模型:

tiiuae/falcon-40b-instruct

任务:

文本生成

类库:

PyTorch Transformers

数据集:

tiiuae/falcon-refinedweb 3Atiiuae/falcon-refinedweb

语言:

其他:

RefinedWeb custom_code text-generation-inference

预印本库:

arxiv:2205.14135 arxiv:1911.02150 arxiv:2005.14165 arxiv:2104.09864 arxiv:2306.01116

许可:

apache-2.0

模型介绍文件清单

英文

✨ Falcon-40B-Instruct

Falcon-40B-Instruct是由 TII 基于 Falcon-40B 构建的一个40B参数因果解码器模型，并在一系列 Baize 的混合数据上进行了微调。它可在Apache 2.0许可下使用。

即将发布论文 😊。

🤗 要开始使用Falcon（推断、微调、量化等），我们建议阅读 this great blogpost fron HF ！

为什么使用Falcon-40B-Instruct？

您正在寻找一个基于 Falcon-40B 的即用型聊天/指导模型。
Falcon-40B是目前最好的开源模型。它的性能超过了 LLaMA 、 StableLM 、 RedPajama 、 MPT 等。请参阅 OpenLLM Leaderboard 。
它采用了为推断而优化的架构，具有FlashAttention（ Dao et al., 2022 ）和多查询（ Shazeer et al., 2019 ）。

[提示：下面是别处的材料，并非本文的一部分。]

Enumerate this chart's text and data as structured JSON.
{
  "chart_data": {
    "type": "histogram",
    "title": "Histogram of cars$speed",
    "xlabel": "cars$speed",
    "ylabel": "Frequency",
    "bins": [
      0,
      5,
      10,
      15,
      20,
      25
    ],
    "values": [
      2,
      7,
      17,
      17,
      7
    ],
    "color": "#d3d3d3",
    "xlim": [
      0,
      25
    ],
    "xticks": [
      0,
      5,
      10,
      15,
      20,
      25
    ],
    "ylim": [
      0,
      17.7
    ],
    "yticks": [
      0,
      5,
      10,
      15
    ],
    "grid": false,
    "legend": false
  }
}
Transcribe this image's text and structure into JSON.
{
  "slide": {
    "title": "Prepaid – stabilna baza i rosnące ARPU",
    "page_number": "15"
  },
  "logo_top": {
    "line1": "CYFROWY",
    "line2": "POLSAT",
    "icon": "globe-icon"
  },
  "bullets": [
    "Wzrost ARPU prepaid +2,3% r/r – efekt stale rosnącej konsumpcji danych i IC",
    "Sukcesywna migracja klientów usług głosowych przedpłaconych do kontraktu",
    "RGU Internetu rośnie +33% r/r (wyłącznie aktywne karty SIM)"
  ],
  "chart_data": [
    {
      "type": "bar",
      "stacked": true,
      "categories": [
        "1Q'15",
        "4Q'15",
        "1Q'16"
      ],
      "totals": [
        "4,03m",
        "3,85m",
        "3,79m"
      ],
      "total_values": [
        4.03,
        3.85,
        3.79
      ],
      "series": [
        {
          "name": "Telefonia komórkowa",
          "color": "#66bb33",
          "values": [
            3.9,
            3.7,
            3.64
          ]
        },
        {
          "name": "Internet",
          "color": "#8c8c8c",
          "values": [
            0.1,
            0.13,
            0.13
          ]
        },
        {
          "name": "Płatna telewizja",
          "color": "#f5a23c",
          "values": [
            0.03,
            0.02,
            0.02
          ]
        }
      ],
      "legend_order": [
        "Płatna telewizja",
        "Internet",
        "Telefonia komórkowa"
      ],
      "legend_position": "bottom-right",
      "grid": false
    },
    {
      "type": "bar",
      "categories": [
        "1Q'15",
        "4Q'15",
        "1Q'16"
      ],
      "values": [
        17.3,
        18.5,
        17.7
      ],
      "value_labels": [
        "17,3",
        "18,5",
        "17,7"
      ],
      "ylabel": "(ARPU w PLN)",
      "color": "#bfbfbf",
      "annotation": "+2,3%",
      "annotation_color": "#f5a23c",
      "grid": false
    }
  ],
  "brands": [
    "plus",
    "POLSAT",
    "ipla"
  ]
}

💬 这是一个指导模型，可能不适合进一步的微调。如果您有兴趣构建自己的指导/聊天模型，我们建议从 Falcon-40B 开始。

💸 寻找一个更小、更便宜的模型？ Falcon-7B-Instruct 是Falcon-40B-Instruct的迷你版！

from transformers import AutoTokenizer, AutoModelForCausalLM
import transformers
import torch

model = "tiiuae/falcon-40b-instruct"

tokenizer = AutoTokenizer.from_pretrained(model)
pipeline = transformers.pipeline(
    "text-generation",
    model=model,
    tokenizer=tokenizer,
    torch_dtype=torch.bfloat16,
    trust_remote_code=True,
    device_map="auto",
)
sequences = pipeline(
   "Girafatron is obsessed with giraffes, the most glorious animal on the face of this Earth. Giraftron believes all other animals are irrelevant when compared to the glorious majesty of the giraffe.\nDaniel: Hello, Girafatron!\nGirafatron:",
    max_length=200,
    do_sample=True,
    top_k=10,
    num_return_sequences=1,
    eos_token_id=tokenizer.eos_token_id,
)
for seq in sequences:
    print(f"Result: {seq['generated_text']}")

要快速推断Falcon，请查看 Text Generation Inference ！欲了解更多，请阅读此 blogpost 。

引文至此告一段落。